Excel Reader copy-pasting breaks column order

Environment

KNIME Analytics Platform 5.5.2 (Windows 11, fully updated as of 2025-10-22)

Summary

When an Excel Reader node is copy-pasted and the file path is changed to an XLSX with a similar schema, some columns are appended to the end of the table in the preview/output, altering the column order.

This makes date-by-column sheets (e.g., financial statements with months across columns) appear as if months are missing.

Step to reproduce

  1. Create an Excel Reader node by drag-and-dropping an Excel file into KNIME.

  2. Select a sheet.

  3. Select data area, e.g.

  4. Check that the correct data area is selected.

  5. Copy-paste the Excel Reader node.

  6. Replace the path with that to a new similar but different file.

Expected result
Column order in the preview/output matches the Excel sheet order.

Actual result
A subset of columns (e.g., some early months) are moved and appear stacked at the end of the table, breaking the natural order.

Workaround

  1. In the node config, switch to a different sheet and then back to the original sheet.

  2. After doing this, the displayed/output order is correct.

Attachments

Excel file A.xlsx (11.0 KB)

Excel file B.xlsx (11.6 KB)

Screenshots

Excel file A (correct)

Excel file A loaded in KNIME (correct)

Excel file B (correct)

Excel file B loaded in KNIME (incorrect)

Excel file B loaded in KNIME with workaround (correct)

Note: Moving into Feedback & Ideas for increased visibility of the bug

Hi @Ink

There is an option in excel reader’s configuration settings which lets you change what happens if the data schema changes, if you can change it from fail to new schema that would be all right –>

By the way, in my humble opinion default option is really useful for me because when a “genius” wants to create a new column for the same file that’s been following the same schema for the last 2000 years, KNIME let me run the current flow without any hassle :slight_smile:

Best,

Alpay Zeybek

2 Likes

Hi Alpay,

Thanks for your suggestion. I think this is a separate issue. The workflow does not fail. In fact, I don’t even need to execute it to see that the column order is incorrect. This looks like the parser itself not refreshing completely when the file path is changed by the user.

Cheers,

Ink

1 Like

Hi, @Ink

No worries — let me clarify. Based on the files you provided, what I meant is that if you copy an existing Excel Reader node and just change the file path inside, or if the schema changes by adding columns to the original file (as in Excel File A & B, where B has an extra blank column B), KNIME does not update the schema automatically.

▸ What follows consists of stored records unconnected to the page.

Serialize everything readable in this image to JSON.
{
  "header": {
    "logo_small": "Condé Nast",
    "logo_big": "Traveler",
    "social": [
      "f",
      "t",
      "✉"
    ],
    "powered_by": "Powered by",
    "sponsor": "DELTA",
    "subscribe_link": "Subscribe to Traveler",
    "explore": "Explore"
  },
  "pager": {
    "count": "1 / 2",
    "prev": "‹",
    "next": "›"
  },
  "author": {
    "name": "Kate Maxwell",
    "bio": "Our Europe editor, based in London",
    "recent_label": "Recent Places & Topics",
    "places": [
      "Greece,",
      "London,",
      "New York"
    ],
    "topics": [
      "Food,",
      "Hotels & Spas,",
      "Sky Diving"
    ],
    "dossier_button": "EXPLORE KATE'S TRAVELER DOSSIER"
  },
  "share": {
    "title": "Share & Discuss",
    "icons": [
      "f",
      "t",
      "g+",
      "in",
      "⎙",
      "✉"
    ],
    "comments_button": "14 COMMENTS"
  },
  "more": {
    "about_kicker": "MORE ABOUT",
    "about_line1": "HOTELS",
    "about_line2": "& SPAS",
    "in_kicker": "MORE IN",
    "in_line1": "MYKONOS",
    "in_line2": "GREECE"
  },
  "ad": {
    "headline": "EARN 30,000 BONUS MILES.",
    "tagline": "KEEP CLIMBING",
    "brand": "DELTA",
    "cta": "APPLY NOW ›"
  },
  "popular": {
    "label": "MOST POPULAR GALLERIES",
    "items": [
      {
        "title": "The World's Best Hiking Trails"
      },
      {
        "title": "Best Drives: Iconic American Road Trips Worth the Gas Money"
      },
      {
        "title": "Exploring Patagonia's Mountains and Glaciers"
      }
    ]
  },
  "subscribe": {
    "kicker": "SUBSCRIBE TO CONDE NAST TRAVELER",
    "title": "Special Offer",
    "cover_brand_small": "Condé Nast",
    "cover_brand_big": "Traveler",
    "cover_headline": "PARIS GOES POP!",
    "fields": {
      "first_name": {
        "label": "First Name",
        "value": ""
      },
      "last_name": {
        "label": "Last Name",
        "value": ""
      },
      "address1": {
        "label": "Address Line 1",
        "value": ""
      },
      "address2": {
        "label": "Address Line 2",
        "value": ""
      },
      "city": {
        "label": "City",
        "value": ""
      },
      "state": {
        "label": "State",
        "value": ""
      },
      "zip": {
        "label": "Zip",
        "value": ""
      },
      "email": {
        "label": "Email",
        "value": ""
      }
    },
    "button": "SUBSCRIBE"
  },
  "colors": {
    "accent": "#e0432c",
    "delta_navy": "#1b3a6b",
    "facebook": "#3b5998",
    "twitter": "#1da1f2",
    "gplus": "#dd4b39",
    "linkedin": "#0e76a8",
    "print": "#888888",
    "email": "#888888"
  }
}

And that’s exactly why the “When data schema changes” option exists — it gives you control over how KNIME should behave in such cases, rather than forcing an automatic refresh.

This has happened to me many times while fetching automated files from a public financial institution, where the structure changes frequently. In my opinion, the schema information should remain tied to the original node configuration — if a refresh is needed, it’s better to add a new Excel Reader from scratch. Otherwise, KNIME ends up carrying over the previous schema definition, which can be confusing when testing different files.

Hope this clarifies my point of view.

Best,
Alpay

2 Likes

Hi Alpay,

Thank you for the clarification. I see what you mean now, and indeed changing the setting resolves the issue.

That said, I find the behavior a bit confusing because the same mechanism seems to handle two distinct situations:

  1. Schema changes independent of user action (e.g., someone adds a column to a file you’ve already imported into KNIME)

  2. Schema changes caused by the user linking a new file

Case #1 feels straightforward, but case #2 could perhaps be handled better. It’s counterintuitive when a node that appears correctly configured imports data incorrectly because it has silently inherited schema properties from the previous file. Since neither the old file nor those inherited properties are visible anywhere in the interface, it understandably feels like a bug.

A simple pop-up could help, for example, alerting the user that the schema has changed and asking whether they’d like to update it to match the new file.

I understand the underlying logic, but as it stands, it’s not something most users could reasonably infer from normal use.

I hope this helps, and thanks again for your time and explanation.

Best,
Ink

1 Like

Hi @Ink

You are right. That kind of warning would be good. Let me tell you about my experience. I often come across these kinds of issues, and I’ve realized that when I stitch them together using a looping mechanism, the problem usually comes from mismatched column names. I created a new file reader loop based on your files Files A & B here with the same excel reader node with default settings–>

Hope this helps.

Best,

Alpay

1 Like

Hi Alpay,

Thank you for your reply and makes perfect sense. I would also usually loop through Excel files, which would make this less of an issue, but this time the files were similar enough but occasionally different enough that it was just safer to import them one-by-one and ensure that they map correctly.

I think this may be a bit of a niche case, although it’s most likely that specifically the least advanced users–who are presumably more prone to adding things manually several times instead of looping–are also the ones that would end up running into it.

Thanks again for your comments. A pop-up would be great.